De né à courir à né aux États-Unis
Avec son troisième album, Born to Run (1975), Springsteen s’est transformé dans un rock and roller à part entière, fortement redevable à Phil Spector et Roy Orbison. L’album, un cycle de chansons diurnes, a fait sensation avant même de sortir sur les tablettes; en effet, la semaine de la sortie de l’album, la campagne de relations publiques de Columbia a fait atterrir Springsteen sur les couvertures de Time et Newsweek. Mais il ne s’est vendu que médiocrement bien, et trois ans se sont écoulés avant que le suivi – l’obscurité plus sombre et plus dure à la périphérie de la ville (1978) – n’apparaisse.

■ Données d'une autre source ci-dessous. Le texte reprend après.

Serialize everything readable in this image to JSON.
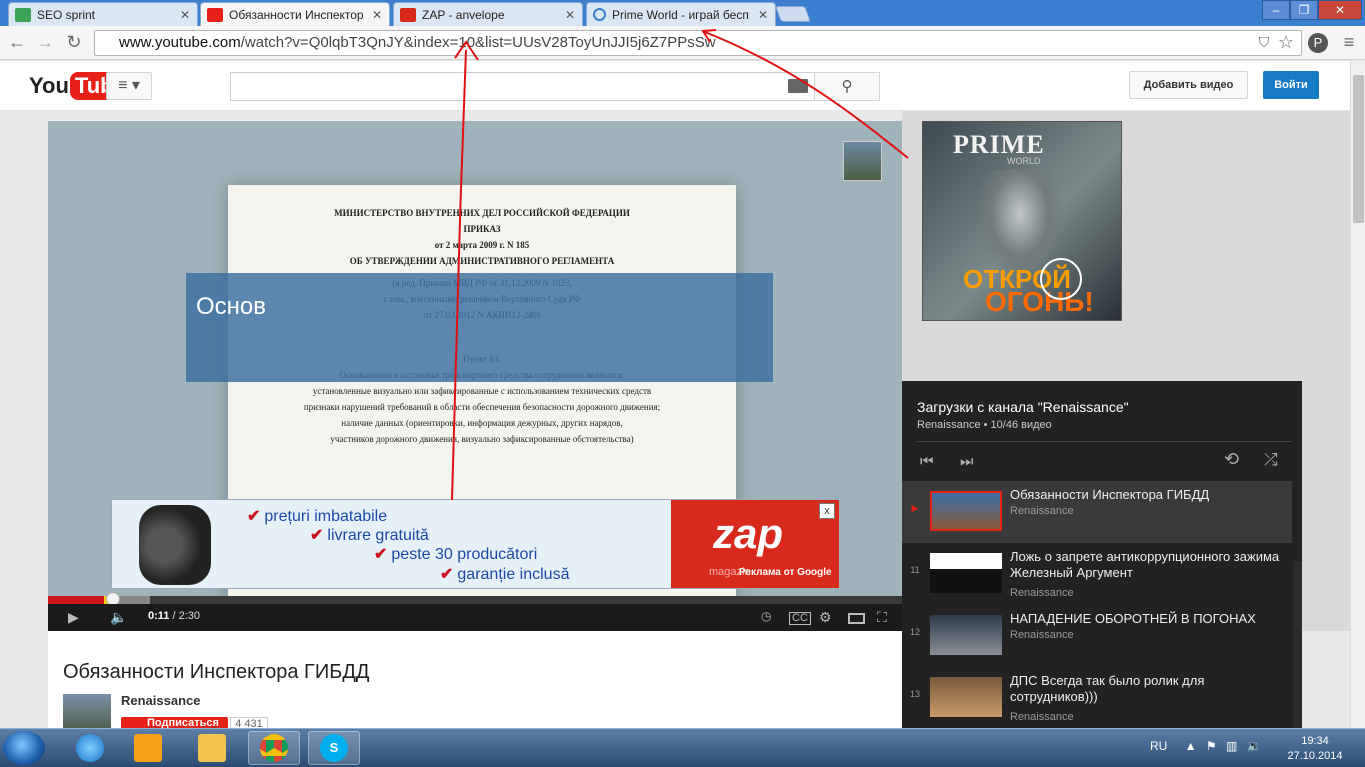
{
  "browser": {
    "tabs": [
      {
        "title": "SEO sprint",
        "active": false
      },
      {
        "title": "Обязанности Инспектор",
        "active": true
      },
      {
        "title": "ZAP - anvelope",
        "active": false
      },
      {
        "title": "Prime World - играй бесп",
        "active": false
      }
    ],
    "url_domain": "www.youtube.com",
    "url_path": "/watch?v=Q0lqbT3QnJY&index=10&list=UUsV28ToyUnJJI5j6Z7PPsSw"
  },
  "yt_header": {
    "logo_you": "You",
    "logo_tube": "Tube",
    "search_placeholder": "",
    "upload_label": "Добавить видео",
    "signin_label": "Войти"
  },
  "player": {
    "doc_lines": [
      "МИНИСТЕРСТВО ВНУТРЕННИХ ДЕЛ РОССИЙСКОЙ ФЕДЕРАЦИИ",
      "ПРИКАЗ",
      "от 2 марта 2009 г. N 185",
      "ОБ УТВЕРЖДЕНИИ АДМИНИСТРАТИВНОГО РЕГЛАМЕНТА",
      "(в ред. Приказа МВД РФ от 31.12.2009 N 1023,",
      "с изм., внесенными решением Верховного Суда РФ",
      "от 27.03.2012 N АКПИ12-249)",
      "Пункт 63.",
      "Основаниями к остановке транспортного средства сотрудником являются:",
      "установленные визуально или зафиксированные с использованием технических средств",
      "признаки нарушений требований в области обеспечения безопасности дорожного движения;",
      "наличие данных (ориентировки, информация дежурных, других нарядов,",
      "участников дорожного движения, визуально зафиксированные обстоятельства)"
    ],
    "annotation_text": "Основ",
    "ad": {
      "lines": [
        "prețuri imbatabile",
        "livrare gratuită",
        "peste 30 producători",
        "garanție inclusă"
      ],
      "brand": "zap",
      "brand_sub": "magazin",
      "google_label": "Реклама от Google",
      "close_label": "x"
    },
    "progress_fraction": 0.073,
    "time_current": "0:11",
    "time_total": "2:30"
  },
  "video": {
    "title": "Обязанности Инспектора ГИБДД",
    "channel": "Renaissance",
    "subscribe_label": "Подписаться",
    "subscriber_count": "4 431"
  },
  "sidebar_ad": {
    "logo": "PRIME",
    "logo_sub": "WORLD",
    "cta1": "ОТКРОЙ",
    "cta2": "ОГОНЬ!"
  },
  "playlist": {
    "title": "Загрузки с канала \"Renaissance\"",
    "subtitle": "Renaissance • 10/46 видео",
    "items": [
      {
        "index": "▶",
        "title": "Обязанности Инспектора ГИБДД",
        "channel": "Renaissance",
        "active": true
      },
      {
        "index": "11",
        "title": "Ложь о запрете антикоррупционного зажима Железный Аргумент",
        "channel": "Renaissance",
        "active": false
      },
      {
        "index": "12",
        "title": "НАПАДЕНИЕ ОБОРОТНЕЙ В ПОГОНАХ",
        "channel": "Renaissance",
        "active": false
      },
      {
        "index": "13",
        "title": "ДПС Всегда так было ролик для сотрудников)))",
        "channel": "Renaissance",
        "active": false
      }
    ]
  },
  "taskbar": {
    "lang": "RU",
    "time": "19:34",
    "date": "27.10.2014"
  },
  "colors": {
    "yt_red": "#e62117",
    "signin_blue": "#167ac6",
    "annotation_arrow": "#e01010"
  }
}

Avec « Hungry Heart », de The River (1980), Springsteen a finalement marqué un single à succès international. D’ici là, cependant, il était surtout connu pour ses spectacles sur scène, ses extravagances de trois et quatre heures avec son E Street Band qui mêlaient rock, folk et soul avec une intensité dramatique et un humour exubérant. Le groupe – une équipe de stéréotypes mixtes, du rock- and-roll bandit to cool music professional – ressemblait plus à un gang qu’à une unité musicale, apparemment maintenue ensemble par peu d’autre que la foi en son chef. La relation et l’interaction de Springsteen sur scène avec le saxophoniste afro-américain Clarence Clemons étaient particulièrement emblématiques.

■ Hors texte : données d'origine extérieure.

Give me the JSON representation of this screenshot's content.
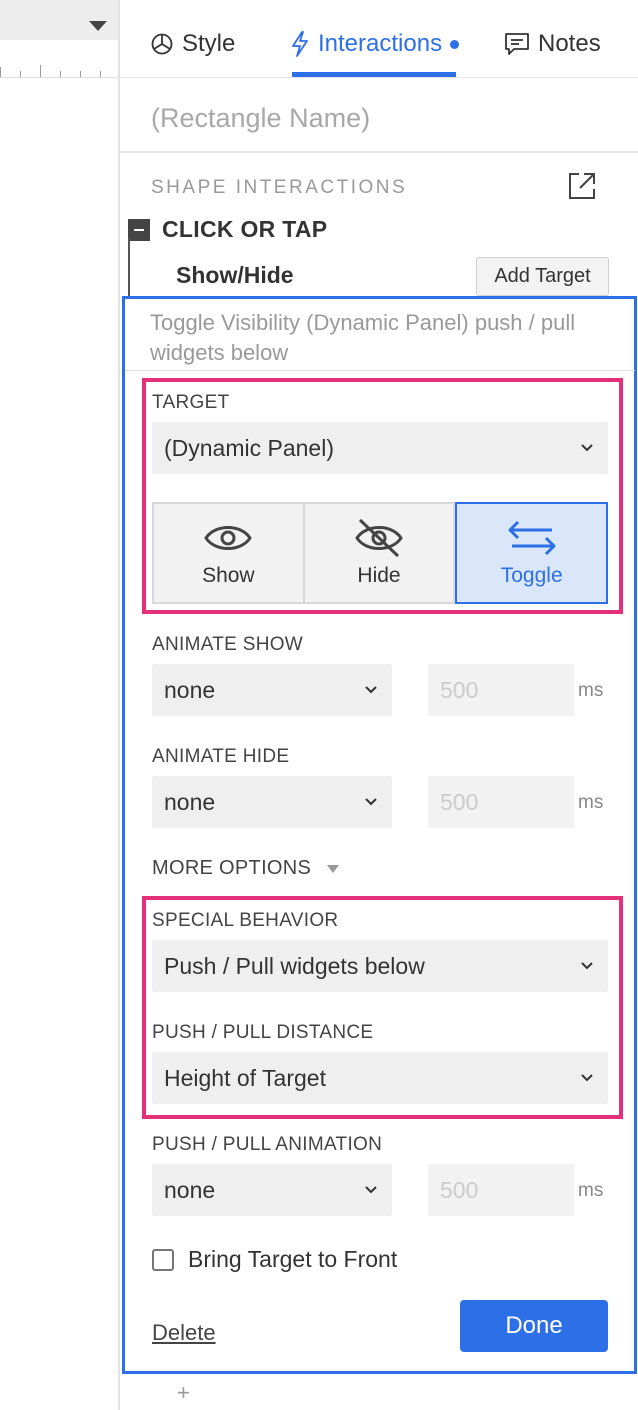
{
  "tabs": {
    "style_label": "Style",
    "interactions_label": "Interactions",
    "notes_label": "Notes"
  },
  "widget_name_placeholder": "(Rectangle Name)",
  "section": {
    "label": "SHAPE INTERACTIONS"
  },
  "event": {
    "label": "CLICK OR TAP",
    "action_label": "Show/Hide",
    "add_target_label": "Add Target"
  },
  "editor": {
    "summary": "Toggle Visibility (Dynamic Panel)  push / pull widgets below",
    "target_label": "TARGET",
    "target_value": "(Dynamic Panel)",
    "visibility_options": [
      {
        "label": "Show",
        "icon": "eye-icon",
        "selected": false
      },
      {
        "label": "Hide",
        "icon": "eye-off-icon",
        "selected": false
      },
      {
        "label": "Toggle",
        "icon": "swap-arrows-icon",
        "selected": true
      }
    ],
    "animate_show_label": "ANIMATE SHOW",
    "animate_show_value": "none",
    "animate_show_duration": "500",
    "animate_hide_label": "ANIMATE HIDE",
    "animate_hide_value": "none",
    "animate_hide_duration": "500",
    "ms_unit": "ms",
    "more_options_label": "MORE OPTIONS",
    "special_behavior_label": "SPECIAL BEHAVIOR",
    "special_behavior_value": "Push / Pull widgets below",
    "push_pull_distance_label": "PUSH / PULL DISTANCE",
    "push_pull_distance_value": "Height of Target",
    "push_pull_animation_label": "PUSH / PULL ANIMATION",
    "push_pull_animation_value": "none",
    "push_pull_animation_duration": "500",
    "bring_to_front_label": "Bring Target to Front",
    "bring_to_front_checked": false,
    "delete_label": "Delete",
    "done_label": "Done"
  },
  "plus_glyph": "+",
  "colors": {
    "accent": "#2c6fe6",
    "highlight": "#e2307a"
  }
}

Le refus de Springsteen, après Born to Run, de coopérer avec une grande partie de la machinerie de relations publiques et de marketing de la maison de disques, combiné à son processus d’enregistrement minutieux et aux spectacles épuisants en direct, a aidé à gagner son réputation d’interprète de principe, de puissance et de popularité. Pourtant, à ce stade, Springsteen était probablement plus important en tant que héros régional de la côte est de Boston à Virginie, où ses chansons et ses attitudes résumaient métaphoriquement un certain style de vie basé sur le rock, que comme une figure d’importance nationale ou internationale.

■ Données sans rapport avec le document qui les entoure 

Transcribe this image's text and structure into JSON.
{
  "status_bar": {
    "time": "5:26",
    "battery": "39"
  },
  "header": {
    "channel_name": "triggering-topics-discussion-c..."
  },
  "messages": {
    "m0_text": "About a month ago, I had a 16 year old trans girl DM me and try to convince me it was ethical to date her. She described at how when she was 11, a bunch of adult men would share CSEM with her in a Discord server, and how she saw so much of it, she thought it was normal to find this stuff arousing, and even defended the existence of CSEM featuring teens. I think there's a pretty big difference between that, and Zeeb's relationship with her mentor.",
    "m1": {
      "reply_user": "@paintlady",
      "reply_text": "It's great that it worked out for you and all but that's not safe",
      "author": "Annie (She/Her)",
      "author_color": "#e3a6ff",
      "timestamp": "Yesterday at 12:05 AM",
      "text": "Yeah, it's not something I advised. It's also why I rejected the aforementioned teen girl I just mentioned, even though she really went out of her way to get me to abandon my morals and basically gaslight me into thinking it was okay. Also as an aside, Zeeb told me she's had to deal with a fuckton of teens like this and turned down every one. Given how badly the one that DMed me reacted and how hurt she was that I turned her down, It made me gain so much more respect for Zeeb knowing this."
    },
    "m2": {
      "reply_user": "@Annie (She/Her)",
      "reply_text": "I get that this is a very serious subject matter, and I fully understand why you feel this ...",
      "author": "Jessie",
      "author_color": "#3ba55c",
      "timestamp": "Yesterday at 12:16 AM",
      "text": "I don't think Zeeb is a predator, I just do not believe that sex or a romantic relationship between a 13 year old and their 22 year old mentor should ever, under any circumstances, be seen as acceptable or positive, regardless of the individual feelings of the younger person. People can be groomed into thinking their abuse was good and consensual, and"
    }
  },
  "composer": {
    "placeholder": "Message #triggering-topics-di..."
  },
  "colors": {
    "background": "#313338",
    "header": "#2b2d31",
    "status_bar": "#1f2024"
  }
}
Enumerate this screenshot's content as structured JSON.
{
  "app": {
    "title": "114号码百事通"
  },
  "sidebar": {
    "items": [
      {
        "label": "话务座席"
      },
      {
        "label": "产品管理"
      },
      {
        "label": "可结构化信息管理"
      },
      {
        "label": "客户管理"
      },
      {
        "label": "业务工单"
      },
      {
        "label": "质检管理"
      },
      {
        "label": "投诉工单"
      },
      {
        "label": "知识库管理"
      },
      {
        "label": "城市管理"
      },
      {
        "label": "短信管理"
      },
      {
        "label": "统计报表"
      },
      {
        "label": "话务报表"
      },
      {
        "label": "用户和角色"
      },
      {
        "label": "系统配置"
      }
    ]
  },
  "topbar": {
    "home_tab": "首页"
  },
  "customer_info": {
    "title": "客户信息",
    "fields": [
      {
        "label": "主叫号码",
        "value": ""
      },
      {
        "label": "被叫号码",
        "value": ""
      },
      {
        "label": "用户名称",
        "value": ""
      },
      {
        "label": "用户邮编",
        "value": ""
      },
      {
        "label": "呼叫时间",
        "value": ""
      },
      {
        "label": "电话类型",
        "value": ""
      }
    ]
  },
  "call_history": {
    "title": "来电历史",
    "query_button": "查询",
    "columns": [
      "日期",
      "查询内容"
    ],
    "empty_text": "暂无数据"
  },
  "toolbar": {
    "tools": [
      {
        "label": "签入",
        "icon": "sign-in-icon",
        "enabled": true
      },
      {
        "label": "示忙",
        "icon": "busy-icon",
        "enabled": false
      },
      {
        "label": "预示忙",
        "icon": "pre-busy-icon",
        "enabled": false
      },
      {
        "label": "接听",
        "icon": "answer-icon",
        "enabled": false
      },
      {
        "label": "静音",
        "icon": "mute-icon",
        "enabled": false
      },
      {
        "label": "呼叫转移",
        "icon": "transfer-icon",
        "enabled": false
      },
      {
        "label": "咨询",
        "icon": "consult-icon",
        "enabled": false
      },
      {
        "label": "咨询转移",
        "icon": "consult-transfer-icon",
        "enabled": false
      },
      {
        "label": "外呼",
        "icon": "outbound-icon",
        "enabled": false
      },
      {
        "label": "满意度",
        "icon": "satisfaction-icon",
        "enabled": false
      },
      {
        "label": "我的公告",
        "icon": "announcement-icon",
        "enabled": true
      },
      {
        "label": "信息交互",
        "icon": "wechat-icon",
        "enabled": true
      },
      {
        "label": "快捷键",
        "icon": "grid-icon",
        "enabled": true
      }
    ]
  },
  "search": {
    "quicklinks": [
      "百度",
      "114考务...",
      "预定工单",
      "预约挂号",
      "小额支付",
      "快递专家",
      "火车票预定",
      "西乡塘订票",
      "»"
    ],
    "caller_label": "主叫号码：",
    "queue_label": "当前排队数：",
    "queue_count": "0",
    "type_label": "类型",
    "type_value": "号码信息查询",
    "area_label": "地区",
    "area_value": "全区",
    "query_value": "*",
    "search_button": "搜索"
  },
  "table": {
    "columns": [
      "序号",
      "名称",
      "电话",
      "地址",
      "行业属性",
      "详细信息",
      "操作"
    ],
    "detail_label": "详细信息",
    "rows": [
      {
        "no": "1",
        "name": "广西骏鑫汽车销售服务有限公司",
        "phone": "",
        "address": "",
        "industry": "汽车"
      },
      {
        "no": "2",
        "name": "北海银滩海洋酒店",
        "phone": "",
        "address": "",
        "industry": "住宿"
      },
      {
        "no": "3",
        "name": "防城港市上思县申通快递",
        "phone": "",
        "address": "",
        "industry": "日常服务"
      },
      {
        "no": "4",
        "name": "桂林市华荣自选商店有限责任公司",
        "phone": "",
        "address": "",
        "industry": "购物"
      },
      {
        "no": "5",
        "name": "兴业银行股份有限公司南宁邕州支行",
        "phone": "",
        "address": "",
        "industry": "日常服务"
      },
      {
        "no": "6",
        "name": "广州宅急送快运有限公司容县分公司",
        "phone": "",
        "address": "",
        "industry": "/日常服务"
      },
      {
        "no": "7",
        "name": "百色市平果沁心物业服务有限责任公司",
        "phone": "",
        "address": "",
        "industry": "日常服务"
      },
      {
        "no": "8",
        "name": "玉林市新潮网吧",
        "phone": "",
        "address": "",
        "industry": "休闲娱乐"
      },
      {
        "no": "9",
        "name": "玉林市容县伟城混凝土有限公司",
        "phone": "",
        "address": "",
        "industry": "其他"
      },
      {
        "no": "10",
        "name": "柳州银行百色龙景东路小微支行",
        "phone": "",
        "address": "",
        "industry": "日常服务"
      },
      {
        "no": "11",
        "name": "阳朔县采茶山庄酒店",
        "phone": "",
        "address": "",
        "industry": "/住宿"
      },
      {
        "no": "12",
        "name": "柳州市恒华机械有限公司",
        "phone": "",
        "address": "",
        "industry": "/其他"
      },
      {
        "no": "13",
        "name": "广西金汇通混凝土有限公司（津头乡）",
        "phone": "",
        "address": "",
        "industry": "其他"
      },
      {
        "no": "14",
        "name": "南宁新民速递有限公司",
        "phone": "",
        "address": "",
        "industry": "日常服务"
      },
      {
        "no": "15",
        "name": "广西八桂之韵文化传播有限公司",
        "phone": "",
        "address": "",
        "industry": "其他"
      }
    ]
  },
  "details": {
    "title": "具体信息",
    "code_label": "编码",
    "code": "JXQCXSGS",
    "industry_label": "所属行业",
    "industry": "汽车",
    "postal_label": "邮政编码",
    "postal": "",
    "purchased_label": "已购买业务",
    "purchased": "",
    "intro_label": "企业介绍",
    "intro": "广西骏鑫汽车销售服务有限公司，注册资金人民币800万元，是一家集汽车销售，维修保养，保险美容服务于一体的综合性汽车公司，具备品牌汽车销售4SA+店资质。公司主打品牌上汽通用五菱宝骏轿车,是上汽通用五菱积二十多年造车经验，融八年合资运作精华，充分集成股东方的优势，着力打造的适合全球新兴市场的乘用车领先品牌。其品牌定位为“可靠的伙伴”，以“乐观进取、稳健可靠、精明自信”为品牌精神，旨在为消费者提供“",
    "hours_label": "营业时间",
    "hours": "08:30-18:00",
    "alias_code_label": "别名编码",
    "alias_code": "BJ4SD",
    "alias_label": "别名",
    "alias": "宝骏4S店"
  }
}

Nebraska (1982), un ensemble austère de chansons acoustiques, la plupart en quelque sorte liées à la mort, était un interlude inhabituel. C’est Born in the U.S.A. (1984) et sa tournée mondiale de 18 mois qui a affiné la réputation de Springsteen en tant qu’écrivain-interprète par excellence de sa période rock-and-roll. L’album a produit sept singles à succès, notamment la chanson titre, une représentation sympathique des vétérans de la guerre du Vietnam largement interprétée à tort comme un hymne patriotique.